Patients under the care of Dr. Andrew Karaplis, of the Lady Davis Institute (LDI), were among the participants in this multi-centre study, whose results have been published in the highly prestigious New England Journal of Medicine .
“Keeping patients at a constant bone mass isn’t adequate when they are already suffering from osteoporosis and their bones aren’t strong enough to resist fracture,” says Dr. Karaplis, who researches metabolic bone disease at the LDI and treats osteoporotic patients at the JGH. “We anticipated fewer fractures, if we first succeeded in increasing the patient’s bone mass, followed by a regimen to sustain it.”
Osteoporosis is a serious condition affecting women and men, with post-menopausal women being particularly susceptible. The progressive loss of bone mass heightens the risk for fracture among those who have the condition.
To date, no effective treatment or cure exists, which is why such importance is being given to the promise of this study. It demonstrates that bone mass can be regenerated with the drug romosozumab and can be sustained with antiresorptives, which slow or block the process by which bone is reabsorbed.

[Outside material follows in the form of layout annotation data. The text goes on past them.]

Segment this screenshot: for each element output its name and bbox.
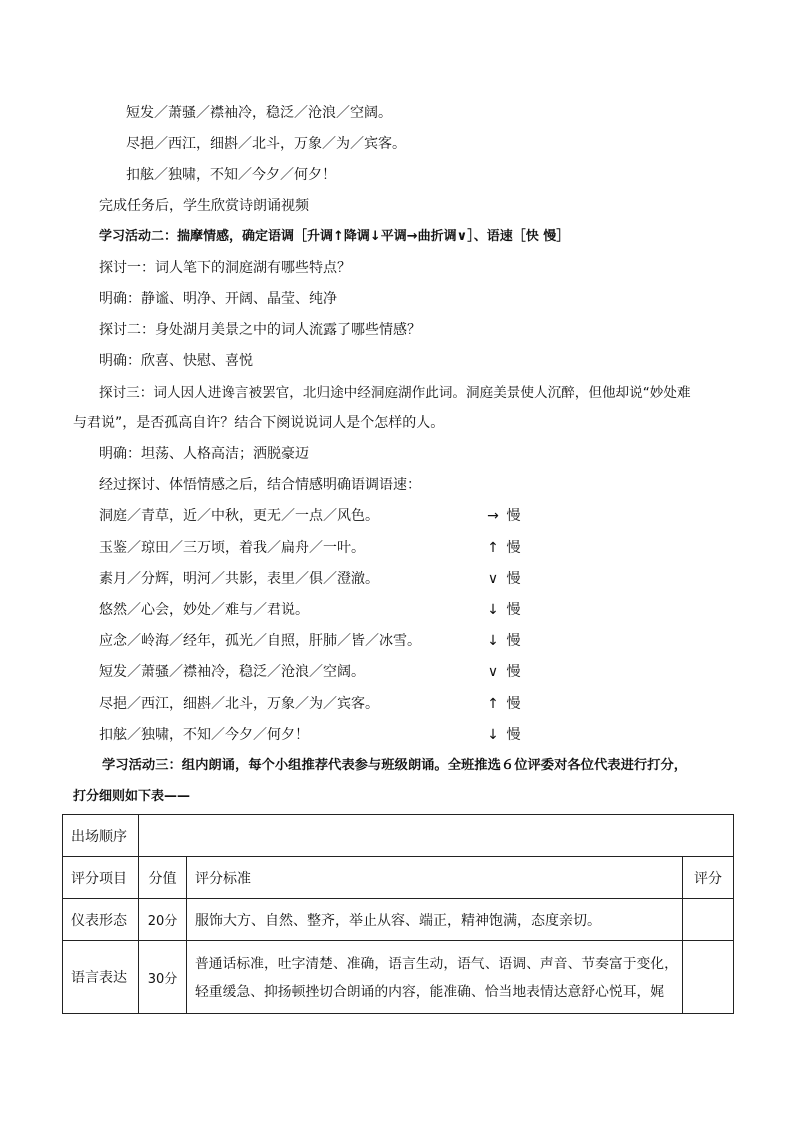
marked-line-2: 玉鉴／琼田／三万顷，着我／扁舟／一叶。	[99, 540, 365, 556]
tone-mark: ↓	[487, 727, 499, 743]
order-label-cell	[63, 815, 139, 857]
speed-mark: 慢	[506, 664, 521, 680]
tone-speed-7	[484, 695, 520, 713]
row-criteria	[187, 941, 683, 1014]
tone-speed-5	[484, 632, 520, 650]
answer-2: 明确：欣喜、快慰、喜悦	[99, 353, 253, 369]
order-value-cell	[139, 815, 734, 857]
speed-mark: 慢	[506, 602, 521, 618]
tone-mark: ↑	[487, 696, 499, 712]
poem-line-top-3: 扣舷／独啸，不知／今夕／何夕！	[126, 167, 336, 183]
tone-speed-6	[484, 663, 520, 681]
speed-mark: 慢	[506, 508, 521, 524]
speed-mark: 慢	[506, 633, 521, 649]
speed-mark: 慢	[506, 727, 521, 743]
tone-mark: ↓	[487, 633, 499, 649]
criteria-line: 普通话标准，吐字清楚、准确，语言生动，语气、语调、声音、节奏富于变化，	[195, 956, 678, 972]
row-rating	[683, 899, 734, 941]
marked-line-4: 悠然／心会，妙处／难与／君说。	[99, 602, 309, 618]
tone-speed-4	[484, 601, 520, 619]
discuss-3-line-1: 探讨三：词人因人进谗言被罢官，北归途中经洞庭湖作此词。洞庭美景使人沉醉，但他却说“妙处难	[99, 385, 691, 401]
marked-line-8: 扣舷／独啸，不知／今夕／何夕！	[99, 727, 309, 743]
header-rating: 评分	[683, 857, 734, 899]
table-row	[63, 899, 734, 941]
table-row	[63, 941, 734, 1014]
speed-mark: 慢	[506, 571, 521, 587]
row-item: 仪表形态	[63, 899, 139, 941]
row-score: 30分	[139, 941, 187, 1014]
answer-3: 明确：坦荡、人格高洁；洒脱豪迈	[99, 446, 309, 462]
tone-mark: ↑	[487, 540, 499, 556]
row-criteria: 服饰大方、自然、整齐，举止从容、端正，精神饱满，态度亲切。	[187, 899, 683, 941]
table-row-order	[63, 815, 734, 857]
tone-mark: →	[487, 508, 499, 524]
marked-line-7: 尽挹／西江，细斟／北斗，万象／为／宾客。	[99, 696, 379, 712]
scoring-table	[62, 814, 734, 1014]
poem-line-top-2: 尽挹／西江，细斟／北斗，万象／为／宾客。	[126, 136, 406, 152]
activity-2-heading: 学习活动二：揣摩情感，确定语调［升调↑降调↓平调→曲折调∨］、语速［快 慢］	[99, 229, 570, 244]
tone-mark: ∨	[487, 664, 499, 680]
table-header-row	[63, 857, 734, 899]
activity-3-heading: 学习活动三：组内朗诵，每个小组推荐代表参与班级朗诵。全班推选６位评委对各位代表进行打分，	[102, 758, 688, 773]
poem-line-top-1: 短发／萧骚／襟袖冷，稳泛／沧浪／空阔。	[126, 105, 392, 121]
marked-line-5: 应念／岭海／经年，孤光／自照，肝肺／皆／冰雪。	[99, 633, 421, 649]
header-score: 分值	[139, 857, 187, 899]
marked-line-6: 短发／萧骚／襟袖冷，稳泛／沧浪／空阔。	[99, 664, 365, 680]
marked-line-3: 素月／分辉，明河／共影，表里／俱／澄澈。	[99, 571, 379, 587]
tone-speed-2	[484, 539, 520, 557]
discuss-3-line-2: 与君说”，是否孤高自许？结合下阕说说词人是个怎样的人。	[73, 415, 445, 431]
header-item: 评分项目	[63, 857, 139, 899]
after-discuss-text: 经过探讨、体悟情感之后，结合情感明确语调语速：	[99, 477, 421, 493]
discuss-1: 探讨一：词人笔下的洞庭湖有哪些特点？	[99, 260, 351, 276]
speed-mark: 慢	[506, 696, 521, 712]
marked-line-1: 洞庭／青草，近／中秋，更无／一点／风色。	[99, 508, 379, 524]
discuss-2: 探讨二：身处湖月美景之中的词人流露了哪些情感？	[99, 322, 421, 338]
row-score: 20分	[139, 899, 187, 941]
answer-1: 明确：静谧、明净、开阔、晶莹、纯净	[99, 291, 337, 307]
activity-3-heading-cont: 打分细则如下表——	[73, 789, 191, 804]
tone-speed-3	[484, 570, 520, 588]
tone-mark: ∨	[487, 571, 499, 587]
header-criteria: 评分标准	[187, 857, 683, 899]
row-item: 语言表达	[63, 941, 139, 1014]
tone-speed-8	[484, 726, 520, 744]
tone-mark: ↓	[487, 602, 499, 618]
order-label: 出场顺序	[71, 828, 127, 845]
row-rating	[683, 941, 734, 1014]
task-done-text: 完成任务后，学生欣赏诗朗诵视频	[99, 198, 309, 214]
criteria-line: 轻重缓急、抑扬顿挫切合朗诵的内容，能准确、恰当地表情达意舒心悦耳，娓	[195, 984, 665, 1000]
tone-speed-1	[484, 507, 520, 525]
speed-mark: 慢	[506, 540, 521, 556]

Over two years, 4,093 women with osteoporosis and a fragility fracture were randomly assigned to one of two groups. For a year, the first received romosozumab, which is effective at rapidly building bone mass by increasing bone formation and decreasing bone resorption. This was followed by alendronate, which is an antiresorptive agent commonly used as first-line therapy for osteoporosis, since it maintains existing levels of bone mass. The only medication that second group received was alendronate.
The women who received romosozumab, followed by alendronate, were observed to have a 48 per cent lower rate of new vertebral fractures, compared with those who only received alendronate. Moreover, the first group had a 19 per cent lower risk of nonvertebral fractures, and a 38 per cent lower risk of hip fracture than those in the second group.
Dr. Karaplis characterized the study’s results as a “significant breakthrough” in treating osteoporosis, adding that the findings will affect how he treats his patients.
However, one safety concern did emerge during the trial. In the first year, serious cardiovascular events were observed more often in the romosozumab-alendronate group—in 50 of the 2,040 patients (2.5 per cent), compared with 38 of the 2,014 patients (1.9 per cent) in the alendronate-only group.
“Although the numbers are relatively small, this is a signal that requires further clarification,” says Dr. Karaplis. “For now, we need to look more deeply into the cause of the observed imbalance in cardiovascular events and be cautious about the patients we choose to treat with romosozumab.”